Par lettre du 30 mars 2021, il a été mis à pied à titre conservatoire et convoqué à un entretien préalable, fixé le 12 avril suivant, et par lettre du 16 avril 2021, a été licencié pour faute grave.
Contestant cette mesure, il a saisi le 5 août 2021 le conseil de prud'hommes de Compiègne qui, dans un jugement du 6 juillet 2023 :
- a fixé le salaire de M. [N] à 2 134,09 euros,
- a dit le licenciement pour faute grave bien fondé,
- a débouté le salarié de l'ensemble de ses demandes (en particulier au titre des indemnités de rupture, des dommages-intérêts pour licenciement sans cause réelle et sérieuse, des dommages-intérêts pour brusque rupture, des dommages-intérêts pour diffamation, au titre de la remise de documents de fin de contrat de travail rectifié),
- s'est déclaré incompétent pour connaître de la demande au titre de la diffamation au profit du tribunal judiciaire de Lens,
- condamné M. [N] à payer à la société Docks de l'Oise 50 euros au titre de l'article 700 du code de procédure civile ainsi qu'aux dépens.

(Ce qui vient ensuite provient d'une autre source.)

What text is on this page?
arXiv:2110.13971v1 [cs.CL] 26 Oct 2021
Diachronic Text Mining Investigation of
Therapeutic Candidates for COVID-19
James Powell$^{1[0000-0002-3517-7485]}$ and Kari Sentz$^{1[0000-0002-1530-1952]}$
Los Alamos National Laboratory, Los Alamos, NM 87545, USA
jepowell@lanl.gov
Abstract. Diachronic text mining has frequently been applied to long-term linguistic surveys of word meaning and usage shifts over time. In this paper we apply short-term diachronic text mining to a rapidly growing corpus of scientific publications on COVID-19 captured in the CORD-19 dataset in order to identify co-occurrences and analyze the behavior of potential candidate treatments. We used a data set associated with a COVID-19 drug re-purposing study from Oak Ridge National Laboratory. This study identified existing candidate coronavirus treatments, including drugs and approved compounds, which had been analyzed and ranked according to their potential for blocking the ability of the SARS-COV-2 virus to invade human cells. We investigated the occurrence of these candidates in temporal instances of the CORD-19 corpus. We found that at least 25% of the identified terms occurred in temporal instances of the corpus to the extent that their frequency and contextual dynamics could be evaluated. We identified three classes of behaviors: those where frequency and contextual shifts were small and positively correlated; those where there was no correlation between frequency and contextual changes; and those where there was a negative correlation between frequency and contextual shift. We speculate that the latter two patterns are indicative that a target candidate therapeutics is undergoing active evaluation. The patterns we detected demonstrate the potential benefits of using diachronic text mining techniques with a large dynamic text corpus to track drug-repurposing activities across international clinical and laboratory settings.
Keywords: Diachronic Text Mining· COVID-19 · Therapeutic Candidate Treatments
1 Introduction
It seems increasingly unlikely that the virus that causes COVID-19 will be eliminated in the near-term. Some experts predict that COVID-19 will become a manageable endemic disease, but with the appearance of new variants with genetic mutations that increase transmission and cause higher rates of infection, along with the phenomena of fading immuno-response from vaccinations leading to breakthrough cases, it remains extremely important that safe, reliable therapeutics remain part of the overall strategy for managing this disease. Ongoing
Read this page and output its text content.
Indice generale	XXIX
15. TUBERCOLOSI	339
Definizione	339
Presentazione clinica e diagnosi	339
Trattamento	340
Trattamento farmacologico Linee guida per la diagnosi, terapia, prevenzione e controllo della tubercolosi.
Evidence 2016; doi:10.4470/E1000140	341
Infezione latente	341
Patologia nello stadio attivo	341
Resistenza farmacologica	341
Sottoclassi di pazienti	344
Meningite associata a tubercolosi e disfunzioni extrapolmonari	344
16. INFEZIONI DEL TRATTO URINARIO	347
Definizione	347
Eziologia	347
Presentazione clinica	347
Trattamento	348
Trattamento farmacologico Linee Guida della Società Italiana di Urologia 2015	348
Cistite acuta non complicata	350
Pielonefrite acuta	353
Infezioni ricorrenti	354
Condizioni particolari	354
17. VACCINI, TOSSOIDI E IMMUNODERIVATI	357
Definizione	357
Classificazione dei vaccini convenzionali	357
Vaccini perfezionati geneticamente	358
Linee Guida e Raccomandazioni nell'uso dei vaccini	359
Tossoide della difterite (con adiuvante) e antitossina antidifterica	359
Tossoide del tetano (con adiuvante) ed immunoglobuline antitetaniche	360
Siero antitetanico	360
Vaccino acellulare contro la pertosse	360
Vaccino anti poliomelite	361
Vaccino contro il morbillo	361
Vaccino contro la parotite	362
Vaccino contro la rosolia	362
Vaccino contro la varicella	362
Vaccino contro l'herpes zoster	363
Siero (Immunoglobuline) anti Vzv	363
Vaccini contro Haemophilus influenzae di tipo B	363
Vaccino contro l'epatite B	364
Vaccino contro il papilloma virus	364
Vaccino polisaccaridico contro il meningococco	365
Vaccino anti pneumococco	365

Vu les conclusions notifiées par la voie électronique le 19 août 2024, dans lesquelles le salarié, qui a régulièrement relevé appel de ce jugement, demande à la cour d'infirmer la décision déférée, et de :
- fixer le salaire de référence à 2 230 euros ;
- juger que la société est défaillante à démontrer la faute justifiant son licenciement et en conséquence, le déclarer sans cause réelle et sérieuse ;
- condamner la société à lui payer, avec intérêts au taux légal à compter de la saisine du conseil de prud'hommes, les sommes suivantes :
* au titre des dommages-intérêts pour licenciement abusif : 26 760 euros
* au titre du préavis : 4 460 euros et au titre des congés payés afférents : 446 euros
* au titre de la mise à pied : 1 367, 18 euros et au titre des congés payés afférents : 136,71 euros
* au titre de l'indemnité légale de licenciement : 8 424,44 euros
* au titre de la rupture brutale et vexatoire : 3 000 euros ;
- ordonner à la société d'établir les bulletins de salaire et documents de fin de contrat conformes à la décision à venir ;
- condamner la société à lui payer, au titre de ses frais irrépétibles de première instance et d'appel, sur le fondement de l'article 700 du code de procédure civile, la somme de 3 500 euros ainsi qu'aux entiers dépens de première instance et d'appel.